OMICS unfolding. I like to tell the joke that OMICS basically means “every artefact that you could possible imagine”. When we deal with large-scale data, results will always be significant, but in most cases they will be significant for the wrong reason. I was once fooled by gene expression data of a gene called SMTB1, a gene that showed highly significant differences in gene expression in two cohorts of patients versus controls. However, I realised a little too late that this gene was upregulated in one cohort while being downregulated in the other cohort. Basically, both cohorts cancelled each other out. It was a lack of imagination on my part. I had simply no idea that things like this could exist, an unknown unknown. There is no good possibility to prepare for unknown unknowns; in a research context you simply stumble onto them. For example, the fact that de novo mutations are frequent events and that you cannot distinguish between patients versus controls based on the de novo mutation load alone, has been a strange surprise. Usually, we would have assumed that a de novo stop mutation in any given gene is strong evidence for a role of this gene in the patient’s disease. 2012 has told us that this is not necessarily true and this is something that we didn’t have a concept for.
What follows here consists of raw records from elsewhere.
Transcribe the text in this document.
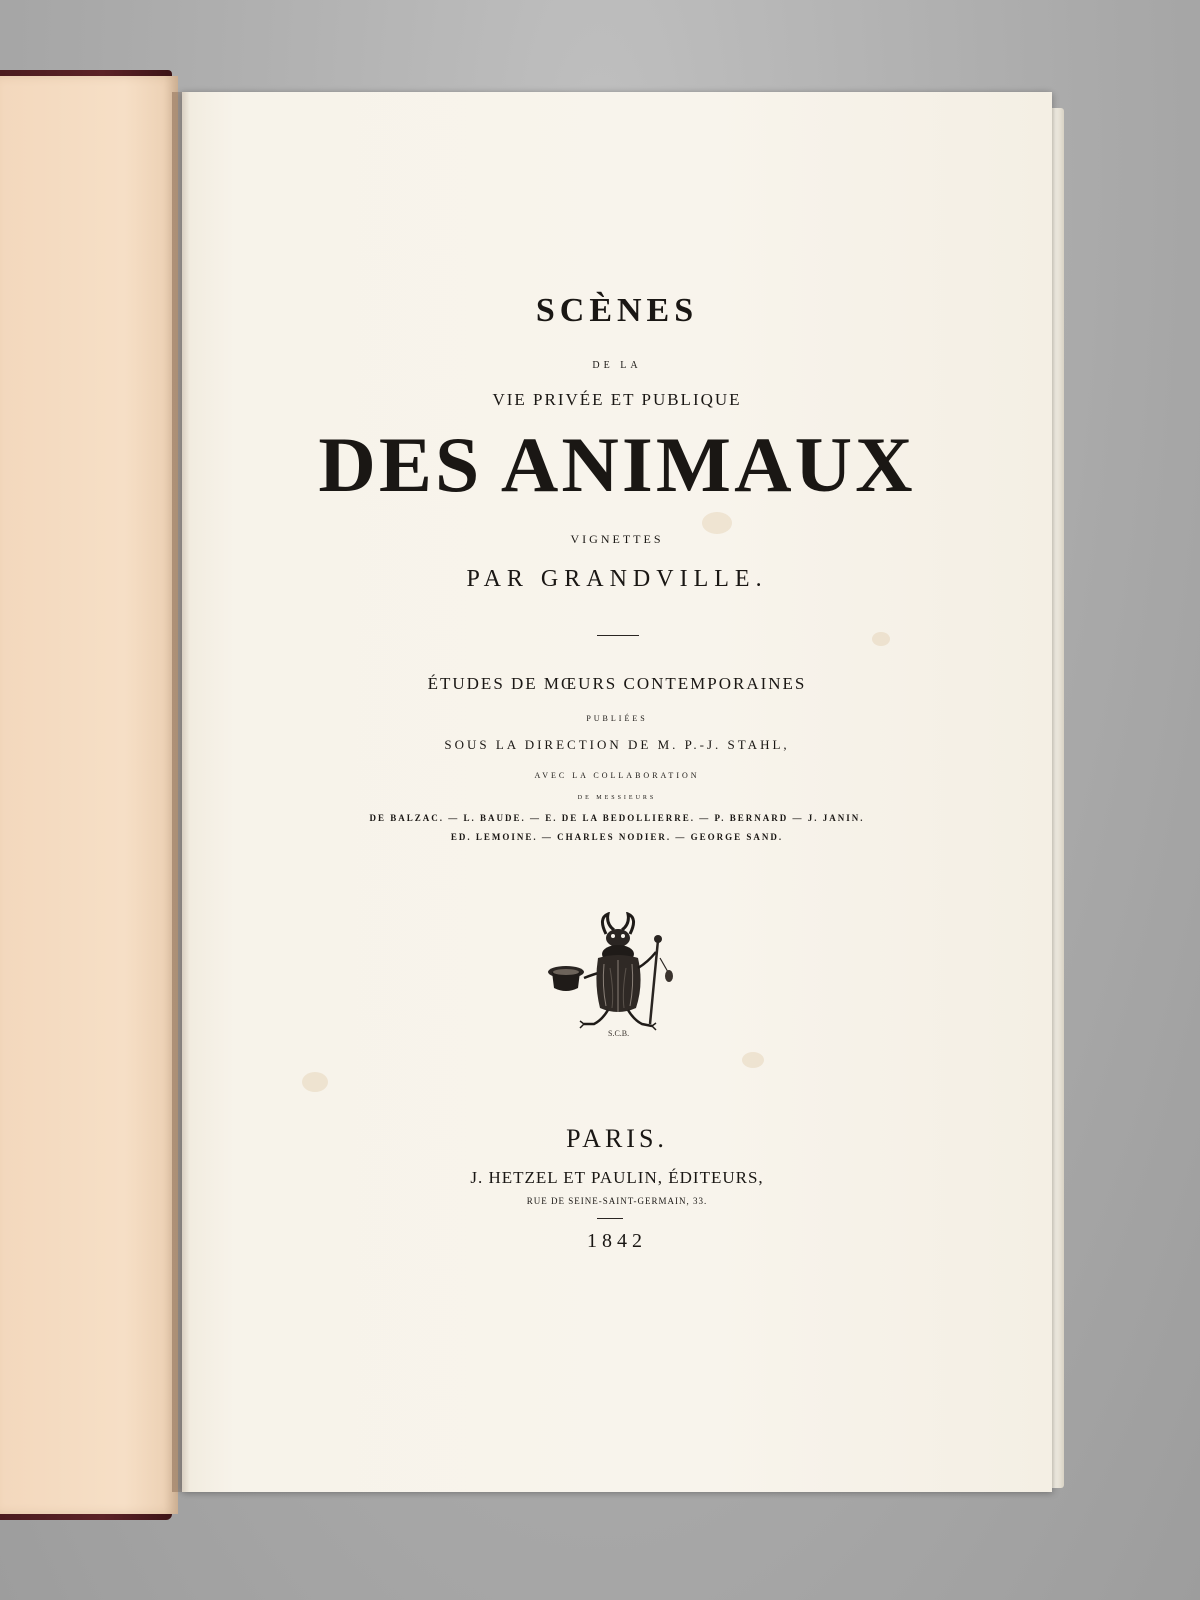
SCÈNES

DE LA

VIE PRIVÉE ET PUBLIQUE

DES ANIMAUX

VIGNETTES

PAR GRANDVILLE.

ÉTUDES DE MŒURS CONTEMPORAINES

PUBLIÉES

SOUS LA DIRECTION DE M. P.-J. STAHL,

AVEC LA COLLABORATION

DE MESSIEURS

DE BALZAC. — L. BAUDE. — E. DE LA BEDOLLIERRE. — P. BERNARD — J. JANIN.

ED. LEMOINE. — CHARLES NODIER. — GEORGE SAND.

S.C.B.

PARIS.

J. HETZEL ET PAULIN, ÉDITEURS,

RUE DE SEINE-SAINT-GERMAIN, 33.

1842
Predictions. This post should remind us to occasionally check how good we were in the past in predicting the outcome of a study or an experiment and where our predictive power was completely off the chart. For example, a few years ago, researchers strongly believed that exome sequencing would reliably identify the cause of disease in virtually every patient with epilepsy. The method was new, expensive and exciting and covered much more of the genome than everything else before. In 2012, however, we realise that this analysis might not be that easy. The percentage of patients with various neurodevelopmental disorders explained through exome sequencing is 5-10% and there is little reason to believe that we might have a much higher success rate in many forms of epilepsy. What has happened? Basically, in our initial assessment, we have failed to account for the fact that the variability of the genome drowns much of the possible signal from causative genes. We can only see these genes if they pop up repeatedly or if they are genes that we already know. Everything else might be just before our eyes, but we cannot see it. One lesson from this is that we should be much more careful in estimating the power of future novel technologies. Additional large-scale data in and of itself is useless unless we have a very robust framework to interpret it.